By then, we’ve already had signs that the disgusting Blandish is a different prospect from the usual Lone Pine villain. He’s told them to clear out, his slovenly wife has told them to clear out, his sallow-faced, tight-jeaned, jazz-loving son Syd has told them to clear out, dragging his scarlet-jeaned girlfriend along to repeat the order. There are no inducements, just threats, and Blandish, who continually brandishes an iron bar in his hands, is clearly capable of using it. But the Club act as if they’re invulnerable, that nothing bad can be done, whilst the older reader recognises that, yes, this time, it really could be.
But after the Club splits up, the tone changes. Sid and Marilyn trick Peter and Jenny into the (real-life) decaying cottage, imprisoning them. They then start destroying the camp, brazenly.
In the middle of the confrontation when David and Tom interrupt this activity, Jenny returns, supporting Peter, who has gashed her knee rather badly getting out of the cottage, and is in distress. Suddenly, it’s a different book: David reacts first with a gesture of tender concern, and then violently, beating the pulp out of the older, taller but decidedly less brave Sid.
And then he starts acting with the responsibility he should have shown from the outset: putting himself on sentry duty, ordering Peter to the Doctor’s, even showing the wit to seemingly back down to Blandish and that menacing iron bar, but only as a bluff to gain time to move camp. This is rather more like it, but it’s a wrench from the first half of the book.
But from that point onwards, except when she’s at the Doctor’s getting penicillin and a couple of stitches, Peter and David are inseparable. She has a kiss for him in the night, whilst he’s on guard, and when the rainstorm breaks, and the gorge floods, and the overflow water from the well washes the Lone Piners out of their new, secret, barely sat-in cave camp, it is Peter who dives in to rescue Harry Sentence when the old man is washed away, and David who follows her into the flood, to assist her efforts.

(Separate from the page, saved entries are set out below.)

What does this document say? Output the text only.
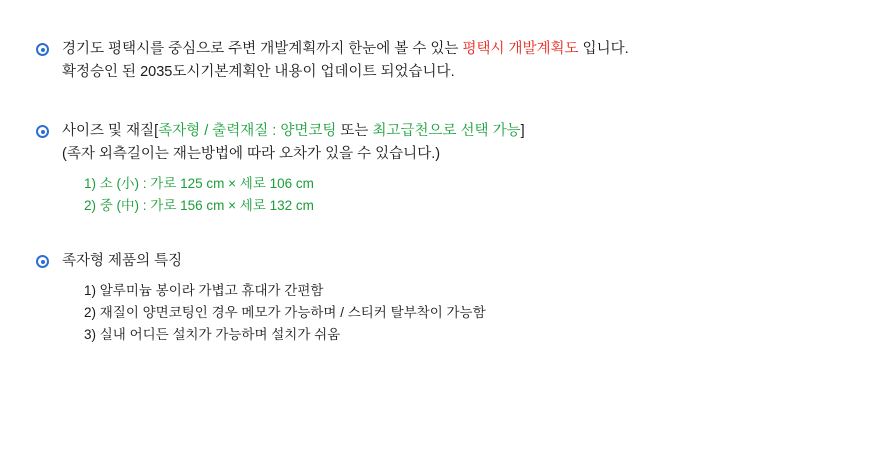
경기도 평택시를 중심으로 주변 개발계획까지 한눈에 볼 수 있는 평택시 개발계획도 입니다.
확정승인 된 2035도시기본계획안 내용이 업데이트 되었습니다.
사이즈 및 재질[족자형 / 출력재질 : 양면코팅 또는 최고급천으로 선택 가능]
(족자 외측길이는 재는방법에 따라 오차가 있을 수 있습니다.)
1) 소 (小) : 가로 125 cm × 세로 106 cm
2) 중 (中) : 가로 156 cm × 세로 132 cm
족자형 제품의 특징
1) 알루미늄 봉이라 가볍고 휴대가 간편함
2) 재질이 양면코팅인 경우 메모가 가능하며 / 스티커 탈부착이 가능함
3) 실내 어디든 설치가 가능하며 설치가 쉬움
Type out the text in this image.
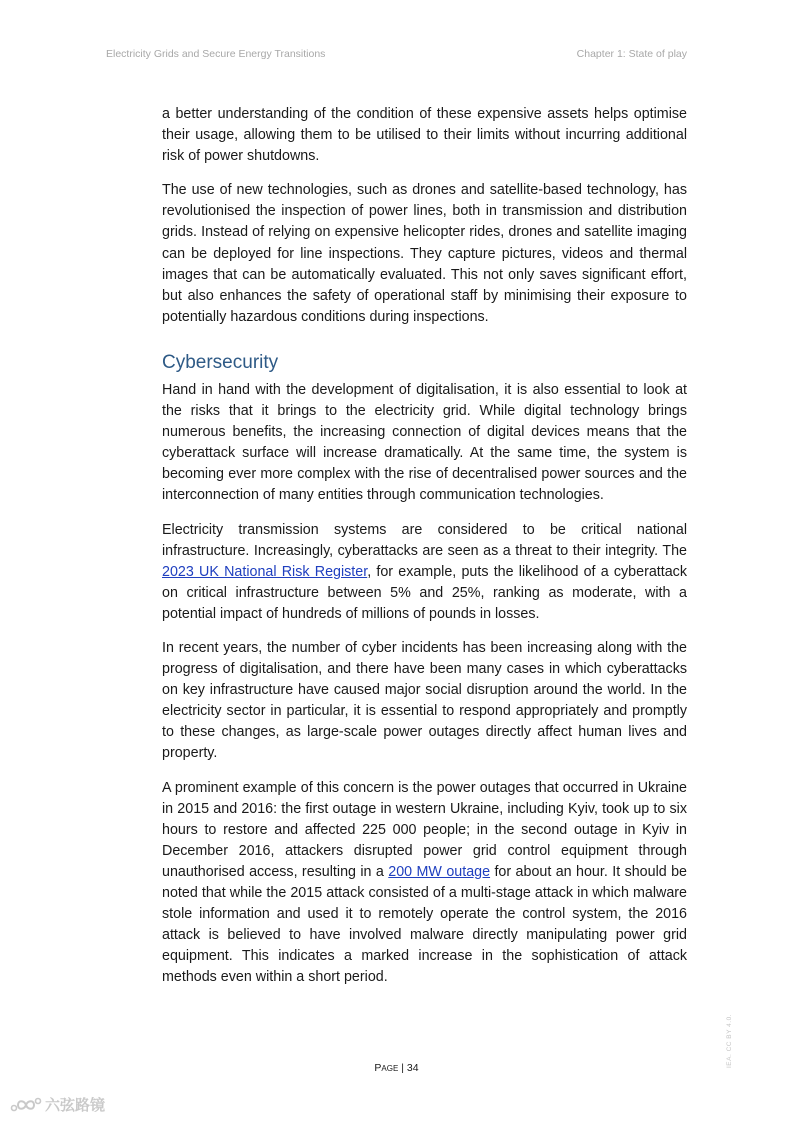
Electricity Grids and Secure Energy Transitions	Chapter 1: State of play

a better understanding of the condition of these expensive assets helps optimise their usage, allowing them to be utilised to their limits without incurring additional risk of power shutdowns.

The use of new technologies, such as drones and satellite-based technology, has revolutionised the inspection of power lines, both in transmission and distribution grids. Instead of relying on expensive helicopter rides, drones and satellite imaging can be deployed for line inspections. They capture pictures, videos and thermal images that can be automatically evaluated. This not only saves significant effort, but also enhances the safety of operational staff by minimising their exposure to potentially hazardous conditions during inspections.

Cybersecurity

Hand in hand with the development of digitalisation, it is also essential to look at the risks that it brings to the electricity grid. While digital technology brings numerous benefits, the increasing connection of digital devices means that the cyberattack surface will increase dramatically. At the same time, the system is becoming ever more complex with the rise of decentralised power sources and the interconnection of many entities through communication technologies.

Electricity transmission systems are considered to be critical national infrastructure. Increasingly, cyberattacks are seen as a threat to their integrity. The 2023 UK National Risk Register, for example, puts the likelihood of a cyberattack on critical infrastructure between 5% and 25%, ranking as moderate, with a potential impact of hundreds of millions of pounds in losses.

In recent years, the number of cyber incidents has been increasing along with the progress of digitalisation, and there have been many cases in which cyberattacks on key infrastructure have caused major social disruption around the world. In the electricity sector in particular, it is essential to respond appropriately and promptly to these changes, as large-scale power outages directly affect human lives and property.

A prominent example of this concern is the power outages that occurred in Ukraine in 2015 and 2016: the first outage in western Ukraine, including Kyiv, took up to six hours to restore and affected 225 000 people; in the second outage in Kyiv in December 2016, attackers disrupted power grid control equipment through unauthorised access, resulting in a 200 MW outage for about an hour. It should be noted that while the 2015 attack consisted of a multi-stage attack in which malware stole information and used it to remotely operate the control system, the 2016 attack is believed to have involved malware directly manipulating power grid equipment. This indicates a marked increase in the sophistication of attack methods even within a short period.

PAGE | 34	IEA. CC BY 4.0.
六弦路镜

Leaving Jenny, of course, to stumble over the Diamonds, flushed out of their hiding place.
There’s been a flavour of Lone Pine Five about how Jenny has got this adventure started, and that’s redoubled when Mr Morton turns up at the end to ferry away the soaked Club, breaking their camp. And there’s a nod to the changed atmosphere of the story when he angrily tackles David over the fact that he has not called for help in view of the obvious danger. This is not like Mrs Morton’s objections to any adventures at all in the last two books, but to the specific circumstances, though it will be the last time either of the Morton parents try to check their children’s enthusiasm for tackling the criminal element.
But the changes are, as yet, slight. There is a book to come when the series changes irrevocably, but not yet. Next comes the one I now know I have never read before. We’re off to Yorkshire.